Leading mental health support after an acquired brain injury

An interview with Amie Roberts, mental health lead at acuity care
Mental health is not an optional extra within neurorehabilitation – it is a core component of recovery.
As Mental Health Lead at acuity care, Amie Roberts’ role is to promote, protect and improve emotional and psychological wellbeing of individuals living with an acquired brain injury (ABI).
Her work centres on embedding trauma-informed care, recovery-focused approaches and supporting teams to deliver truly person-centred care.
“In neurorehabilitation, we’re not just supporting cognition or mobility”, Amie explains.
“We’re supporting identity, adjustment, and emotional recovery. Mental health has to be prioritised from the outset”.
Understanding Complexity Without Fear
In community settings, individuals with ABI may present with recurring mental health conditions, neurodevelopmental differences, personality-related difficulties, physical health challenges or significant social adversity.
The overlap between neurological change and psychological distress can create highly complex presentations.
A key part of Amie’s role is ensuring that this complexity is understood – not feared. “Complexity should never lead to avoidance” she says.
“Support must be proportionate, evidence-based and grounded in formulation and not assumption”.
This involves strengthening staff capability, overseeing risk management processes and promoting early intervention.
Mental health screening and formulation are embedded early within assessment pathways so that emotional wellbeing, coping capacity, risk factors and pre-existing mental health needs are identified at the beginning of rehabilitation, rather than waiting for crisis points.
Crucially, mental health goals are incorporated into overall rehabilitation plans.
Psychological stability, emotional regulation, adjustment to injury and social recovery are treated as core outcomes alongside mobility, speech and cognitive progress.
The Interaction Between Brain Injury and Emotional Wellbeing
Mental health support within neurorehabilitation requires an understanding of the interaction between cognition, trauma, identity loss and neurological change. In early rehabilitation, low or depressive mood is one of the most commonly observed emotional responses.

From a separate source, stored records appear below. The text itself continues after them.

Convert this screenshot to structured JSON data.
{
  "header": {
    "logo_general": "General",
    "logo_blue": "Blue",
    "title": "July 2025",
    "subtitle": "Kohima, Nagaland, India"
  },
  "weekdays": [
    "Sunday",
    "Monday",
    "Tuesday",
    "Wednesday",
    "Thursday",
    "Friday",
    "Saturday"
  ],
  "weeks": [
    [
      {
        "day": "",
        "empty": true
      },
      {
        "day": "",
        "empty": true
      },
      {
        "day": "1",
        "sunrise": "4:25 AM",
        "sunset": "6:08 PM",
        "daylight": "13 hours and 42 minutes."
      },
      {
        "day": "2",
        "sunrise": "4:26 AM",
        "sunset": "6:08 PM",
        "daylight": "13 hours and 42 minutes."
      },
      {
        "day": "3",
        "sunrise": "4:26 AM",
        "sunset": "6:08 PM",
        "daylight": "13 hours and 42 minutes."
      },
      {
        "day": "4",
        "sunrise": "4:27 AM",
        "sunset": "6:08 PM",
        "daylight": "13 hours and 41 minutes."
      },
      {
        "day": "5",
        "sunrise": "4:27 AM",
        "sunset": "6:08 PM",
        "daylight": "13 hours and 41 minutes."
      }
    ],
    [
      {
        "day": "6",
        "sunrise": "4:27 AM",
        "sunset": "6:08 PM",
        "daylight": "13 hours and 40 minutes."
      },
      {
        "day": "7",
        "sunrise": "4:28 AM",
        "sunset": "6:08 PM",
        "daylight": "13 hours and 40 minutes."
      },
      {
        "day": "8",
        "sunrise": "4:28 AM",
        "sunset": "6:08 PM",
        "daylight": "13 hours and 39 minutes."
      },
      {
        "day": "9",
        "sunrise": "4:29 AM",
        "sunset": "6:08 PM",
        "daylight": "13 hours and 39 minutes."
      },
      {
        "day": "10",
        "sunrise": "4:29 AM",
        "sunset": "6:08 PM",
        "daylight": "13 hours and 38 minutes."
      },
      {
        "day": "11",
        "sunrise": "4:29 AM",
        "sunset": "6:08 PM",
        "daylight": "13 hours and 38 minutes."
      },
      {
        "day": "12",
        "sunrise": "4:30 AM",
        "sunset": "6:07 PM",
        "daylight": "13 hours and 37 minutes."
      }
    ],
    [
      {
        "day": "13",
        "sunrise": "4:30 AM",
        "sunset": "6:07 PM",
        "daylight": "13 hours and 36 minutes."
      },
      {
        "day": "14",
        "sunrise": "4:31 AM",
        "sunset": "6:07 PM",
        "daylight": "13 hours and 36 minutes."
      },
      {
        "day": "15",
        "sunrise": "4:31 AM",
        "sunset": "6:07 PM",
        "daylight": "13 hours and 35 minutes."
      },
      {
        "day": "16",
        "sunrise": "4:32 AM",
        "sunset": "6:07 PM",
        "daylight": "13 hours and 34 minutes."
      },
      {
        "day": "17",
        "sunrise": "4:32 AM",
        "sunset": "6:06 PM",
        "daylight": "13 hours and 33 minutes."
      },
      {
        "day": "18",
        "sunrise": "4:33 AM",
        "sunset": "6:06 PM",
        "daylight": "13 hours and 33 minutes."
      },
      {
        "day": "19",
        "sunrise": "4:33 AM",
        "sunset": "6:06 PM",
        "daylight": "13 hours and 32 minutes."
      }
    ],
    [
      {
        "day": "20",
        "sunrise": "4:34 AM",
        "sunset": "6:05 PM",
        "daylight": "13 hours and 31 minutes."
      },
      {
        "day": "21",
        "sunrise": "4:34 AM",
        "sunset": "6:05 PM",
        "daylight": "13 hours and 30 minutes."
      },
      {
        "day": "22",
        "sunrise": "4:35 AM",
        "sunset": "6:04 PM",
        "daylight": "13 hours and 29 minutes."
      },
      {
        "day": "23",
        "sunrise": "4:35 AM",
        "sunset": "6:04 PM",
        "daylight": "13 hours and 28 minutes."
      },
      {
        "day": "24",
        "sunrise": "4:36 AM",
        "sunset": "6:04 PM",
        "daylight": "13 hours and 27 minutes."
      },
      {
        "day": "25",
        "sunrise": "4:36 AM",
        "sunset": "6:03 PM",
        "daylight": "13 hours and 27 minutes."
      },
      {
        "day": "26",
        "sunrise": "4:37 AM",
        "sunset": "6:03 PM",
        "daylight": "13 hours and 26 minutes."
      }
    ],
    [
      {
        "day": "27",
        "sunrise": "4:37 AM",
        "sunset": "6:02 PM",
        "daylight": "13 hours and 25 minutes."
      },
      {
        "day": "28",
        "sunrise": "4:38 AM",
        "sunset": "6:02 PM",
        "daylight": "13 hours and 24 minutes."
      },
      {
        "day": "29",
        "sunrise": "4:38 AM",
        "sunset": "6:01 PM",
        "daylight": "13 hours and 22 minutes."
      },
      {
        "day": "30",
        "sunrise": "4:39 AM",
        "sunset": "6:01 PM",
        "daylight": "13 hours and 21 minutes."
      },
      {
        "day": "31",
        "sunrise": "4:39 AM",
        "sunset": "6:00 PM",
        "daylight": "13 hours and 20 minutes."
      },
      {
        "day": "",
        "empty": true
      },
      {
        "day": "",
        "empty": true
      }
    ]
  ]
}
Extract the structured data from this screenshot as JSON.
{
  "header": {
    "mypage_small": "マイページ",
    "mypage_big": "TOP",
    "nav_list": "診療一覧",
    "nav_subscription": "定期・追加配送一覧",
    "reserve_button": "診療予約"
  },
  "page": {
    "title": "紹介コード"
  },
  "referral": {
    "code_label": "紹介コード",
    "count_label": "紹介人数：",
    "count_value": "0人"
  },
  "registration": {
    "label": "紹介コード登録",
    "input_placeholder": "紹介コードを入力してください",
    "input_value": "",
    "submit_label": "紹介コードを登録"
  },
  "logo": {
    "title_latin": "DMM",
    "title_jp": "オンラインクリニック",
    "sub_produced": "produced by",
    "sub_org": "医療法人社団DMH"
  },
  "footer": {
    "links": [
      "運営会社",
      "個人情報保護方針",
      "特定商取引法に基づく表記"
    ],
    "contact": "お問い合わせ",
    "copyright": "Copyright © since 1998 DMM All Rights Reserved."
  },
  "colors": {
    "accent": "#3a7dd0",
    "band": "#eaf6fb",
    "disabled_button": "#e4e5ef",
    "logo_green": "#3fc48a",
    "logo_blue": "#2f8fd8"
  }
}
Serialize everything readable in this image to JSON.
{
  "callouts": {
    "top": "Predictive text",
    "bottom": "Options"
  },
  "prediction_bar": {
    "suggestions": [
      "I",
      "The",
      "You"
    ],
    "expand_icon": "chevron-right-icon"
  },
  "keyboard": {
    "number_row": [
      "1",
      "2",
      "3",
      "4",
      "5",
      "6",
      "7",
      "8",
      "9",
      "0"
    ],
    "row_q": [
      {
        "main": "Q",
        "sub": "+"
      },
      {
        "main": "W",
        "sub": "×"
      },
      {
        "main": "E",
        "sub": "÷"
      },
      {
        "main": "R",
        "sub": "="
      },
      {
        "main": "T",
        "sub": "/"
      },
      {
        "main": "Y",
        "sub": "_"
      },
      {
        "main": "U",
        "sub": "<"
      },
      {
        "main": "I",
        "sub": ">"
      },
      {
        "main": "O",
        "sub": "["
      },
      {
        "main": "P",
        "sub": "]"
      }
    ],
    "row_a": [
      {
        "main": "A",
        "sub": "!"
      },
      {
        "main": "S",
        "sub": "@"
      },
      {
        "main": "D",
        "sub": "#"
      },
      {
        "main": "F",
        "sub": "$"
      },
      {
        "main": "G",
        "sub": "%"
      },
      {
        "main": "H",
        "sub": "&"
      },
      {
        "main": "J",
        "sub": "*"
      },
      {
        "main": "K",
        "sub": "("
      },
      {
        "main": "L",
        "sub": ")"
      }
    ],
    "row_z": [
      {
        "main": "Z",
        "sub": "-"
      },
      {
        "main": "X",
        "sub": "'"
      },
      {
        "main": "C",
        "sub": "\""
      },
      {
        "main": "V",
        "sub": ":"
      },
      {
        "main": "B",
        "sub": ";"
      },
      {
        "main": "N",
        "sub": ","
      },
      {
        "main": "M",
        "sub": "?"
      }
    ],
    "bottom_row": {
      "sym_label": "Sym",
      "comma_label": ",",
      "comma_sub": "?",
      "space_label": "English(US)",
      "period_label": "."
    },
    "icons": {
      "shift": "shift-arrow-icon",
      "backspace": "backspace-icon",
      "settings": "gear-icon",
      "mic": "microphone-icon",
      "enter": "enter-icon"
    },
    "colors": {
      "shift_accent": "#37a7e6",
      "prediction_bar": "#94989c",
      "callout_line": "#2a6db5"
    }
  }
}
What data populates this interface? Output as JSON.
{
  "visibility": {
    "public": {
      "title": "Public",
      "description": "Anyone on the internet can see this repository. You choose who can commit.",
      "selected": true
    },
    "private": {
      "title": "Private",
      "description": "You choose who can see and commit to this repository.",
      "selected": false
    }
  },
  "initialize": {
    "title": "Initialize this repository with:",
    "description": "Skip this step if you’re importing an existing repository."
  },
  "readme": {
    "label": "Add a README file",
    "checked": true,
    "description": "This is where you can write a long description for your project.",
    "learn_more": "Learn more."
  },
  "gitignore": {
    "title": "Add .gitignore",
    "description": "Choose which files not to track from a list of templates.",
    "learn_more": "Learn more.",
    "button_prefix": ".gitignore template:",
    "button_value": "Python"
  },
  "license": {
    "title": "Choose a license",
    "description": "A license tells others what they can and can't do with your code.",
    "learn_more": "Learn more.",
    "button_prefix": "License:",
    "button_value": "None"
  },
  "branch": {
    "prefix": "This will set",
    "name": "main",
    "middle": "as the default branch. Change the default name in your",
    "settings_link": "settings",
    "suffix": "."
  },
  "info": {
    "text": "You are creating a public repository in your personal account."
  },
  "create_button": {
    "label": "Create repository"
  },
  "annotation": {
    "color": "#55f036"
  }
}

Fear of the unknown may present anxiety, paranoia or anger.
Behaviour often develops as a form of communication or as a secondary response to frustration and loss of control.
“Behaviours are rarely random” Amie notes.
“They often represent unmet needs, distress or attempts to gain control”.
Providing reassurance through consistent and effective communication is therefore essential, particularly during acute periods of distress or adjustment.
Delivering on agreed plans, maintaining predictable routines, ensuring regular medication reviews and creating robust, least restrictive risk assessments all contribute to emotional safety.
Amie promotes positive risk-taking and least restrictive practice, ensuring individuals are supported to regain autonomy wherever possible.
Consistent team responses and clear communication reduce anxiety and prevent escalation.
Trauma-Informed and Recovery-Focused Care
A fundamental principle of Amie’s approach is trauma-informed practice.
This means recognising that behaviours may be adaptive survival responses to past or present stressors, rather than simply symptoms to manage.
“Emotional safety comes first”, she says. “Without that, recovery is limited.”
Therapeutic strategies such a distress tolerance, grounding techniques and mindfulness are introduced to support emotional regulation and self-awareness.
These approaches help individuals rebuild identity, develop safer coping mechanisms and foster resilience.
Consistency, predictability and clear professional boundaries provide a stable framework that reduces anxiety.
Awareness of relational dynamics, including transference, supports healthy therapeutic engagement and protects both staff and individuals.
The Importance of MDT Collaboration
Multi-Disciplinary Team (MDT) working is central to effective mental health support.
Sharing risk, reflection and formulation across disciplines strengthens understanding of treatment pathways and goal planning.
Actively contributing a mental health perspective in MDT meetings ensures that behaviour presentations, mood changes, engagement and motivation are explored rather than overlooked.
Structured assessment is also key.
Completing a Functional Behaviour Assessment allows clinicians to identify triggers, maintaining factors and the function of behaviours.
This informs a Positive Behaviour Support plan that is targeted, evidence-informed and responsive to individual need.
Proactive crisis planning further strengthens care. Identifying early warning signs, collaboratively developing safety plans and establishing clear escalation pathways can prevent crises from intensifying while ensuring individuals feel supported and prepared.
An Integrated Vision
As Mental Health Lead, Amie advocates for an integrated, person-centred approach where emotional recovery is valued as highly as physical rehabilitation.
By embedding trauma-informed principles, prioritising early intervention, promoting least restrictive practice and strengthening MDT collaboration, mental health becomes woven into every stage of the rehabilitation journey.
In neurorehabilitation, recovery is not solely about regaining function – it is about rebuilding lives.